Rozdział Czterdziesty
Kiedy siedzieliśmy z Gerardem w parku czułem się dobrze, niemal idealnie. Szkoda tylko, że było tak ciepło, ale pomijając to, było naprawdę dobrze. Cisza, spokój, natura. Czego chcieć więcej? Przecież nie ma nic lepszego niż spędzanie czasu ze swoją drugą połówką - i chyba po raz pierwszy nie mam tu na myśli wódki.
Siedzieliśmy tak w ciszy i nagle zobaczyłem pieska. Był uroczy. Chciałem go pokazać Gerardowi.
- Patrz - wskazałem ręką na miejsce gdzie znajdował się pies
- Nic tam nie widzę - przyznał po dłuższej chwili. Czy on jest ślepy?
- No jak to? Nie widzisz tego pieska? - spytałem ze zdziwieniem
- Pieska? - znów spojrzał w wskazywanym przeze mnie kierunku - no... pies... i co?
- Jesteś okropny - wywróciłem oczami - ten pies jest piękny! - wykrzyknąłem
- Na widok tego psa podniecasz się bardziej niż na mój...
- No przykro mi, nie jesteś psem to nie licz na piski na twój widok, zaraz wrócę - powiedziałem i wstając z ławki ruszyłem w kierunku zwierzęcia.

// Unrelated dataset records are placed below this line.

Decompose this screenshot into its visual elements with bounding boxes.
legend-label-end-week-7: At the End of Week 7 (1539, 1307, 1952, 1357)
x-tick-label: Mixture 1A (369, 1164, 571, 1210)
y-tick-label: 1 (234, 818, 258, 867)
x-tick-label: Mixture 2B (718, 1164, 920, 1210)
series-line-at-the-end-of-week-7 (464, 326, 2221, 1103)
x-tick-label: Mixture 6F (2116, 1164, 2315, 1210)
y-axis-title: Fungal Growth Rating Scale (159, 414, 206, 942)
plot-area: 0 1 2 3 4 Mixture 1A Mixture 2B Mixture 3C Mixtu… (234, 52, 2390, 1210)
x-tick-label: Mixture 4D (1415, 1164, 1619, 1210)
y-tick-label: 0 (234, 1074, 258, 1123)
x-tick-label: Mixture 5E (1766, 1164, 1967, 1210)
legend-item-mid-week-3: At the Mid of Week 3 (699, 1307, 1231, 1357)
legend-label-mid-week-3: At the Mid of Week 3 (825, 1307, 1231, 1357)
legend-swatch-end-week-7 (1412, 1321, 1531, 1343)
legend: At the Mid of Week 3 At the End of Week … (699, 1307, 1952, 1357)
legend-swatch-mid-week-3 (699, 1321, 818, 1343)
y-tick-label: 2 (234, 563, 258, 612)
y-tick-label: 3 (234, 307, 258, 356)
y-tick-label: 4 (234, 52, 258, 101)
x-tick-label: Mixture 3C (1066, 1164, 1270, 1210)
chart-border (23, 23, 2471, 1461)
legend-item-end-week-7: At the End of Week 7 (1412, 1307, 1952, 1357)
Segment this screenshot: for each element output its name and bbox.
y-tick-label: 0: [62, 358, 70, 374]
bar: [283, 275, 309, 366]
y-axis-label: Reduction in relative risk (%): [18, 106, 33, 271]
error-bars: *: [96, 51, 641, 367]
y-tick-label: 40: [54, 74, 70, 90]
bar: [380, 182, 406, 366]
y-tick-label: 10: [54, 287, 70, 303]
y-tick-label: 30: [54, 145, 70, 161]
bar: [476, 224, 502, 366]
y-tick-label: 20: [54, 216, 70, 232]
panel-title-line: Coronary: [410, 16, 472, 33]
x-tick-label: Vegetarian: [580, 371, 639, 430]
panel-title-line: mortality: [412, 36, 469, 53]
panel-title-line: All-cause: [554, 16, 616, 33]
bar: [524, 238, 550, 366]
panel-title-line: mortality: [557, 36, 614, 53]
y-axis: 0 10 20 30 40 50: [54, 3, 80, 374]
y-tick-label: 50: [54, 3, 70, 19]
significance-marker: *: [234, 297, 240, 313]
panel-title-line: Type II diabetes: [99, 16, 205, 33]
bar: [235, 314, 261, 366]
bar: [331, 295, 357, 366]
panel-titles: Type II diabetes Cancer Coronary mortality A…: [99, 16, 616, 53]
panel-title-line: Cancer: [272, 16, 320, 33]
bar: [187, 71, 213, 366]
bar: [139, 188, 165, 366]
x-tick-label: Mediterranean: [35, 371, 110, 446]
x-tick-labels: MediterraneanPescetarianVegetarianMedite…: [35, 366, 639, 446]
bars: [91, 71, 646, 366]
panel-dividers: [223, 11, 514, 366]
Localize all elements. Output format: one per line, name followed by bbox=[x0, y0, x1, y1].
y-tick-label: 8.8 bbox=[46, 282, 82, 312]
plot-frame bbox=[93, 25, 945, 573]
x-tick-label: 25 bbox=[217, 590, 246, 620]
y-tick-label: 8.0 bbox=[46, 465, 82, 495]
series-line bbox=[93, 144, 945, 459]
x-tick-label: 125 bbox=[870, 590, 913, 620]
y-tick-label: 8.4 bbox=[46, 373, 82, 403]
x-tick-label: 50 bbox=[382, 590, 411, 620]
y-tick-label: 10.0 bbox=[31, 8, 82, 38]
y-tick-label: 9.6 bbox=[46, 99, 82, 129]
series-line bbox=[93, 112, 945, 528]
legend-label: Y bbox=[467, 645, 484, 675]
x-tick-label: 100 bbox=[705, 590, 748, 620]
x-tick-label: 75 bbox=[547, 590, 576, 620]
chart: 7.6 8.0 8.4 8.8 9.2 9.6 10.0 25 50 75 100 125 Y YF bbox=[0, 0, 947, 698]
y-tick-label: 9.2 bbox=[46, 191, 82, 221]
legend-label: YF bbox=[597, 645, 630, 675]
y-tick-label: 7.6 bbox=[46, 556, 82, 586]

Ukucnąłem przy psie i wystawiłem do niego rękę. Zwierzę podeszło do mnie i obwąchało moją dłoń. Następnie zacząłem się z nim po prostu bawić. Psy są urocze. Kiedyś będę miał psa. Co najmniej jednego. Po chwili usłyszałem dzwonek mojego telefonu, więc wyjąłem z kieszeni urządzenie i spojrzałem na wyświetlacz. Dzwonił ojciec, co nieco mnie zdziwiło. Normalnie do mnie nie dzwoni. Odebrałem połączenie.
- Co jest? - spytałem
- Wracaj do domu - powiedział krótko
- Ale czemu? Co jest? - teraz się trochę zaniepokoiłem
- Po prostu wróć do domu
- To coś ważnego? - nastała chwila ciszy - halo, to coś ważnego? - powtórzyłem pytanie
- Tak - stwierdził
- No to... niedługo będę - powiedziałem po czym się rozłączyłem i schowałem telefon do kieszeni.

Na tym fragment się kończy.